You see here the word “industrious” which is the clue that
explains Tocqueville's state of mind at the time he authored that work. His
time was the worst moment during the Industrial Revolution when people were
treated worse than animals, when they choked on polluted air and were poisoned
by polluted water. It was also the time when Romanticism was raging in the arts
and the literature. It was a time when people dreamed of going away to the New
World or to the vast expanses of North Africa and the Middle East where the air
and the water were fresh, and the people felt as free as the birds.

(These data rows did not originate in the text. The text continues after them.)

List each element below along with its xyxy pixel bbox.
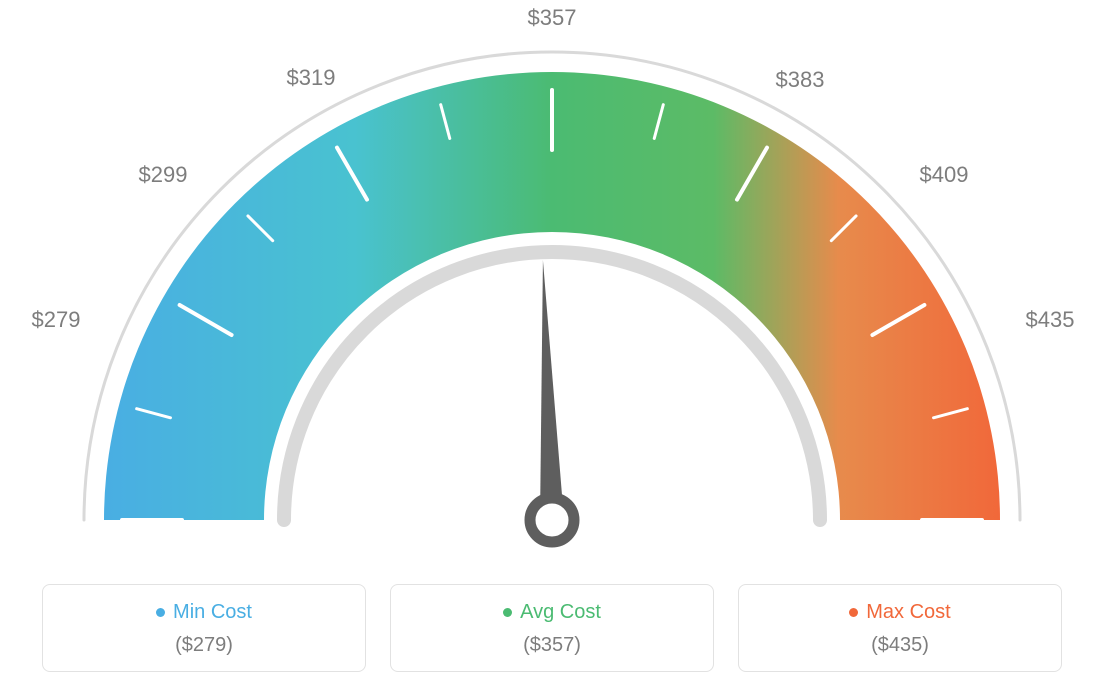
legend: Min Cost ($279) Avg Cost ($357) Max Cost… bbox=[42, 584, 1062, 672]
gauge-tick-label: $357 bbox=[528, 5, 577, 31]
gauge-tick-label: $319 bbox=[287, 65, 336, 91]
gauge-chart: $279 $299 $319 $357 $383 $409 $435 bbox=[0, 0, 1104, 560]
legend-value-avg: ($357) bbox=[391, 634, 713, 657]
gauge-tick-label: $383 bbox=[776, 67, 825, 93]
dot-icon bbox=[503, 608, 512, 617]
gauge-tick-label: $409 bbox=[920, 162, 969, 188]
gauge-tick-label: $435 bbox=[1026, 307, 1075, 333]
legend-value-min: ($279) bbox=[43, 634, 365, 657]
legend-card-min: Min Cost ($279) bbox=[42, 584, 366, 672]
dot-icon bbox=[849, 608, 858, 617]
legend-card-max: Max Cost ($435) bbox=[738, 584, 1062, 672]
legend-label: Avg Cost bbox=[520, 601, 601, 624]
legend-value-max: ($435) bbox=[739, 634, 1061, 657]
legend-label: Min Cost bbox=[173, 601, 252, 624]
gauge-tick-label: $279 bbox=[32, 307, 81, 333]
legend-title-avg: Avg Cost bbox=[503, 601, 601, 624]
legend-title-max: Max Cost bbox=[849, 601, 950, 624]
legend-label: Max Cost bbox=[866, 601, 950, 624]
legend-title-min: Min Cost bbox=[156, 601, 252, 624]
legend-card-avg: Avg Cost ($357) bbox=[390, 584, 714, 672]
gauge-svg bbox=[52, 10, 1052, 570]
dot-icon bbox=[156, 608, 165, 617]
gauge-tick-label: $299 bbox=[139, 162, 188, 188]
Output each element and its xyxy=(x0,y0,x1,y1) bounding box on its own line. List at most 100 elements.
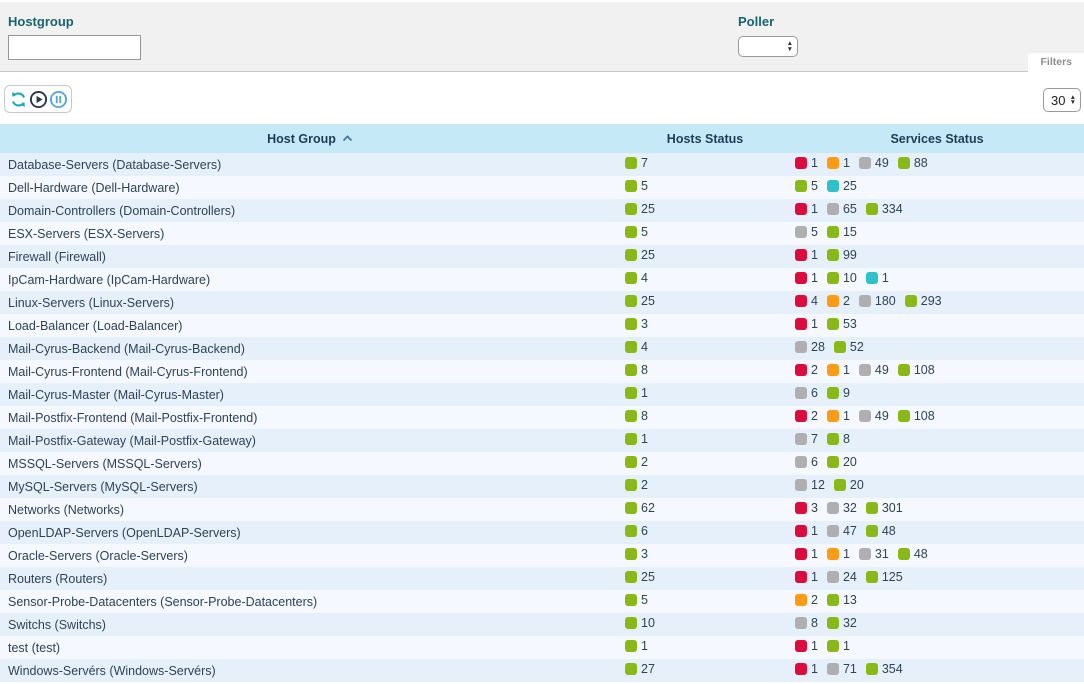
hostgroup-input[interactable] xyxy=(8,35,141,60)
unknown-status-icon xyxy=(858,156,871,169)
table-row[interactable]: Routers (Routers) 25 1 24 125 xyxy=(0,567,1084,590)
table-row[interactable]: Oracle-Servers (Oracle-Servers) 3 1 1 31 48 xyxy=(0,544,1084,567)
status-badge: 1 xyxy=(795,156,818,170)
table-row[interactable]: Mail-Postfix-Frontend (Mail-Postfix-Fron… xyxy=(0,406,1084,429)
table-row[interactable]: Load-Balancer (Load-Balancer) 3 1 53 xyxy=(0,314,1084,337)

Alexis de Tocqueville was no exception. And what he saw in
America had nothing to do with economic theories anymore than the work of
Charles Darwin had something to do with economic theories. But people like
Niall Ferguson always try to make that false linkage. They create the noise
that makes it hard to argue for the return of authentic capitalism. And this is
why people like Romain Hatchuel manage to make oodles of money at the expense
of everyone else without coming anywhere near being the capitalists that
propelled America into the industrial age.
This is what we should all be lamenting about.